Wenn bei Vorliegen eines dieser beiden Risikofaktoren die Ultraschalluntersuchung der Hüfte nicht im Krankenhaus während der ersten Lebenstage gemacht wurde, sollten Sie sich innerhalb der ersten zwei Lebenswochen an den Arzt wenden, bei dem das Kind auch später betreut werden soll. Dieser wird, falls er es für erforderlich hält, eine Hüftsonographie selbst durchführen oder veranlassen.

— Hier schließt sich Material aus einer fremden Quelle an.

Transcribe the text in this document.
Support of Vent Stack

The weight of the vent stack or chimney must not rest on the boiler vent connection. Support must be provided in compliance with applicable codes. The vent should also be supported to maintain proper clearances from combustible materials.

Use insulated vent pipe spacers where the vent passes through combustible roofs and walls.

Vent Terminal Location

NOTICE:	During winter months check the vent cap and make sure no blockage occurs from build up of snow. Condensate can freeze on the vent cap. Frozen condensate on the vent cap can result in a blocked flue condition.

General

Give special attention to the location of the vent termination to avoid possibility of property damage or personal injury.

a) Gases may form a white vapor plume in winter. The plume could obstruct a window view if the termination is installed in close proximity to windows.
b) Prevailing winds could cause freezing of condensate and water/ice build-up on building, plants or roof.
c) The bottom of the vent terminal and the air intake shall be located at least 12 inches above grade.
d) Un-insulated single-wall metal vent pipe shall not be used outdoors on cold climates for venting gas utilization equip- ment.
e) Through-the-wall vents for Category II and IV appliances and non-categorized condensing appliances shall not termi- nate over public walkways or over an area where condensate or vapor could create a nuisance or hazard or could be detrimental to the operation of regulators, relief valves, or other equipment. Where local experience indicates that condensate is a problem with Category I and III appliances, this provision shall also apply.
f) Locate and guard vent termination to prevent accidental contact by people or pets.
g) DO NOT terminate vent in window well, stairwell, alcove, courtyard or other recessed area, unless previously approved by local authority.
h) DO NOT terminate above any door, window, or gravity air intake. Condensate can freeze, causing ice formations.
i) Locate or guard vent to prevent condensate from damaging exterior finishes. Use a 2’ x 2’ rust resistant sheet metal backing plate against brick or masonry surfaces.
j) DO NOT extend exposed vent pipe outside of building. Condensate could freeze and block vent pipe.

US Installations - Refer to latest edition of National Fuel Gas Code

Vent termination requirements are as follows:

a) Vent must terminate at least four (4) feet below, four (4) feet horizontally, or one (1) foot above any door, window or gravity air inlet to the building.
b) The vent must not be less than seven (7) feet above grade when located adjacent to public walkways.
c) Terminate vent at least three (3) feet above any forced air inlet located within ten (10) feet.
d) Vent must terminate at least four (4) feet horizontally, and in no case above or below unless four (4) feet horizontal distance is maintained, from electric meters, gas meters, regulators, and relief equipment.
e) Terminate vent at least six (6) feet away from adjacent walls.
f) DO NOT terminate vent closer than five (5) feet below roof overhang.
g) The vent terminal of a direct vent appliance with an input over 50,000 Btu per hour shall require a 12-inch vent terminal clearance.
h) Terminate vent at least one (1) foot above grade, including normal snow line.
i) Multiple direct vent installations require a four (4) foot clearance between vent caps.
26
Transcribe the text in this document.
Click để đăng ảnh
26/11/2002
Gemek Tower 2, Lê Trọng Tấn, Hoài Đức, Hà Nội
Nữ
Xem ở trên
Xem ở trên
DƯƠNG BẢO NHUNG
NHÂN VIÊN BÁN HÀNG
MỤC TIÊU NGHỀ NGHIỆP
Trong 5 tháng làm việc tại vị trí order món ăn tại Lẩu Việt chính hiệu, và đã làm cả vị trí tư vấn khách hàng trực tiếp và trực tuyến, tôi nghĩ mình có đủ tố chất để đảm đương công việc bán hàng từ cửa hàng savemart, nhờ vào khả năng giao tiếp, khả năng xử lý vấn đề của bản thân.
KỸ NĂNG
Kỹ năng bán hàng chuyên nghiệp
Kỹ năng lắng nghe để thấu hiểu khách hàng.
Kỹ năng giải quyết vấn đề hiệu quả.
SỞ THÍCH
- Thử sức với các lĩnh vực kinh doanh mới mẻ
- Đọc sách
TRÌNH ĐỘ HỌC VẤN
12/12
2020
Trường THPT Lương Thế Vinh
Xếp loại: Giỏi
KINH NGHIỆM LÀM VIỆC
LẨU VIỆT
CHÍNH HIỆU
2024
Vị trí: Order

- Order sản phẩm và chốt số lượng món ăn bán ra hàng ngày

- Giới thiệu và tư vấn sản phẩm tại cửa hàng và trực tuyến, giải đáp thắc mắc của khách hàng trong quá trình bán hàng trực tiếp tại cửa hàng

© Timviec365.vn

Im Jahr 2016/2017 wurde das Pulsoxymetrie-Screening zu einer Pflichtleistung im Rahmen der Vorsorgeuntersuchungen. Diese Untersuchung dient der Früherkennung von lebensbedrohlichen Herzfehlern, die durch andere Routinemaßnahmen (wie Abhören des Herzens) nicht erkennbar sind und schon in den ersten Lebenstagen bis –wochen unerkannt zum Herztod führen könnte. Früh erkannt sind diese Herzfehler in den meisten Fällen erfolgreich zu operieren. Die Pulsoxymetrie misst mithilfe eines Lichtsensors den Sauerstoffgehalt im Blut des Neugeborenen. Zu wenig Sauerstoff kann auf einen kritischen angeborenen Herzfehler hinweisen. Für die Untersuchung ist keine Blutabnahme nötig. Sie ist schmerzfrei und dauert nur wenige Sekunden. Am Fuß des Babys wird dabei ein Sensor angelegt, der mit einem Bildschirm verbunden ist. Dieser Zeigt das Ergebnis sofort an. Der beste Zeitpunkt für diese Früherkennungsuntersuchung liegt nach der 24. bis zur 48. Lebensstunde. Bei ambulanten Geburten im Krankenhaus kann die Pulsoxymetrie vorgezogen werden – frühestens 4 Stunden nach der Geburt kann diese vorgenommen werden. Bei Hausgeburten sollte sie spätestens im Rahmen der U2 erfolgen.